Closer to home, the telescope should allow more traditional infrared spectroscopy. ‘I think the Webb telescope is going to be an extraordinary discovery machine for many aspects of astrophysics, including astrochemistry, and it’s a privilege to be part of this experiment that the human race is doing,’ says astronomer Rens Waters of Radboud University in the Netherlands, part of the science team for the telescope’s mid-infrared spectrometer. ‘The telescope is so sensitive that it will be able to look at galaxies far away and study their molecular contents, so we will be able to look at, for example, carbon molecules at very high redshift and work towards tracing the whole chemical evolution of the universe.’
Waters’ own work focuses on exoplanets and planet-forming discs, and he says that ‘we’re getting closer and closer to understanding where the Earth and the solar system come from. James Webb will certainly contribute to that understanding by looking into the atmospheres of planets that orbit other stars, trying to figure out how much of every molecule there is, and what kind of clouds there are, for instance.’
The JWST will pay particular attention to Earth-like planets on very tight orbits around much smaller, dimmer stars than our own sun. The planet would cast a larger shadow on the star, making it easier to detect, and the ‘habitable zone’ (the region in which water can be liquid) of these dimmer stars would be much closer to the star. These planets could, therefore, provide insights into the origin of conditions suitable for life on Earth and the potential for extra-terrestrial life. ‘To scale this up to detect, say, a sun-like star and an Earth-like planet is beyond the capabilities of James Webb and so we think that a next generation telescope will be necessary,’ says Waters.

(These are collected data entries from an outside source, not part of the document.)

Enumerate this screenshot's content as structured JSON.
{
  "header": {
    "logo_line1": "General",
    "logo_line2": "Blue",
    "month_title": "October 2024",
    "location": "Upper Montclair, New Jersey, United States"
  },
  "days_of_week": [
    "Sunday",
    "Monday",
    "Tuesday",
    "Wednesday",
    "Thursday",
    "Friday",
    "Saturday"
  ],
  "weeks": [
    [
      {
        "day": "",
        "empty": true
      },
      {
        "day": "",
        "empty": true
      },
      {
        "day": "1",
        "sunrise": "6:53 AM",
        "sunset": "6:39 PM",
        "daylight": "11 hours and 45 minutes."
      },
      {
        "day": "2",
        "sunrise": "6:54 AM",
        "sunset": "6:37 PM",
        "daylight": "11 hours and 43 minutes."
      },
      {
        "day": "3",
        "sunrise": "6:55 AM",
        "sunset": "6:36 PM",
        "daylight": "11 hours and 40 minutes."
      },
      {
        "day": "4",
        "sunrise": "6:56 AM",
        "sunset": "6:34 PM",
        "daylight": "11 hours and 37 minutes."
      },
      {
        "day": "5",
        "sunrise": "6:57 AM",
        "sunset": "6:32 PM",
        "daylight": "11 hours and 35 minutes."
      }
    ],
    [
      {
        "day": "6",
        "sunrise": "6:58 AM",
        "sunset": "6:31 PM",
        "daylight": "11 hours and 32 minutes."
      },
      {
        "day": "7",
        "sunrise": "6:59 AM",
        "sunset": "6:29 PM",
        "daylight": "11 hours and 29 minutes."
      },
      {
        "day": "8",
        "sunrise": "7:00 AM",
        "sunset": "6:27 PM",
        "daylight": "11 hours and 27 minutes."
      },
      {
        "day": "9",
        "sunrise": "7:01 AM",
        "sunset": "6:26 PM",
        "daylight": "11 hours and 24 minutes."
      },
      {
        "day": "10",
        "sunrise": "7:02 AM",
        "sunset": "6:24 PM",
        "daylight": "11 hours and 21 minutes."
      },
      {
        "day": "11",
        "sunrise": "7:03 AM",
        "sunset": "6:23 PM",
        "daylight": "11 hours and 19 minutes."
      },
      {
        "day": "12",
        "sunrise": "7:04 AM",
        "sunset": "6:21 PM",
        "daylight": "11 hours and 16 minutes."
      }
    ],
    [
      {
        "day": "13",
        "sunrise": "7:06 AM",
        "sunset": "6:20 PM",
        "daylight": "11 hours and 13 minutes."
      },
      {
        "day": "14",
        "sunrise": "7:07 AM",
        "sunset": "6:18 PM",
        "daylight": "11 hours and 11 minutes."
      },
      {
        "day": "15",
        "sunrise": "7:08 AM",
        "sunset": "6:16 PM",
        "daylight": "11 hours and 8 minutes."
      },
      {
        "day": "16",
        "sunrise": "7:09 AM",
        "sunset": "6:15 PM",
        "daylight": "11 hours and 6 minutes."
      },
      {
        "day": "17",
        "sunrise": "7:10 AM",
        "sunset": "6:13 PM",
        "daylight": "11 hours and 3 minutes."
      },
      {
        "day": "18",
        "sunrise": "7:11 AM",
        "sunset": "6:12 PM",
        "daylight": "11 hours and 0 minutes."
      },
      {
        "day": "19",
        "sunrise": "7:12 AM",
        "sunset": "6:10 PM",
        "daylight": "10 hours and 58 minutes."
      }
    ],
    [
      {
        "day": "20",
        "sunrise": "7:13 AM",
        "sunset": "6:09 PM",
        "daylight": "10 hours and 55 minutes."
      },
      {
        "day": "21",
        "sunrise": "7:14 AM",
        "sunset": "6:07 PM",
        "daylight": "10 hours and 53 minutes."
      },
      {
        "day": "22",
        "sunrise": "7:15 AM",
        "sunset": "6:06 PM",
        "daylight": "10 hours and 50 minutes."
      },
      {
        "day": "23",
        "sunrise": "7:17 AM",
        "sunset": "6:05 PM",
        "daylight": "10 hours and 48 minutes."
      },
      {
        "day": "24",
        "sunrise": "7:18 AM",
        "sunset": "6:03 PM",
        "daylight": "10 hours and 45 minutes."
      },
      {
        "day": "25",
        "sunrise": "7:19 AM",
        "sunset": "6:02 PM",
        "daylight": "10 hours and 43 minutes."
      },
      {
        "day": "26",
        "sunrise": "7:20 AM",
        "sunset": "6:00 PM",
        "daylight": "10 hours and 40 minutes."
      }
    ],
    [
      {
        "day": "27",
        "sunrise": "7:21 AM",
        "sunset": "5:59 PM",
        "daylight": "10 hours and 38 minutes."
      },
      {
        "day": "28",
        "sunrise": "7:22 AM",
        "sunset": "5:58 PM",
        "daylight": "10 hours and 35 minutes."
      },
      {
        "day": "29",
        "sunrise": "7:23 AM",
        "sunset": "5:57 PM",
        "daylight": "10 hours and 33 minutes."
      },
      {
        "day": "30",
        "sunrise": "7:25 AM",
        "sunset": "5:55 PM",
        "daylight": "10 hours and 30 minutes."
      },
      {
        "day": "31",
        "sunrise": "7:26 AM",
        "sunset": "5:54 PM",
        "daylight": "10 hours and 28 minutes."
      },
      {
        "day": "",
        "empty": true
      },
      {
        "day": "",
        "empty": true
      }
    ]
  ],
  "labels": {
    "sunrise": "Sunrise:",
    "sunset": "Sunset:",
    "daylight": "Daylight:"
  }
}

Els Peeters of the University of Western Ontario in Canada, meanwhile, plans to study large organic molecules such as polycyclic aromatic hydrocarbons and fullerenes in interstellar dust clouds. ‘These molecules are present in a large fraction of our universe,’ she says. ‘We think in regions where they are present they dominate the heating of the gas through the photoelectric effect. They can also change the charge balance for the equilibrium in chemical reactions, so just their presence determines what other processes can and cannot happen. What we detect from these molecules is mostly vibrational emission, and the region covered by JWST is exactly where we see the emission of all these species.’
Pontoppidan says that predicting where the most significant impacts of JWST will be felt is impossible. ‘Whatever prediction I make now I will surely be wrong,’ he says. ‘When you put an observatory in orbit that is orders of magnitude better than what we’ve had before it’s a fool’s errand to predict what fields it will really push in the end – we learned that with Hubble.’ He hopes a future space telescope will contain a dedicated molecular spectrometer so that researchers can ‘not just separate individual spectral lines but also measure their kinematics – that greatly helps you model the temperatures and how many molecules are present. But Webb can go a long way on that and do a lot better than has been done before.’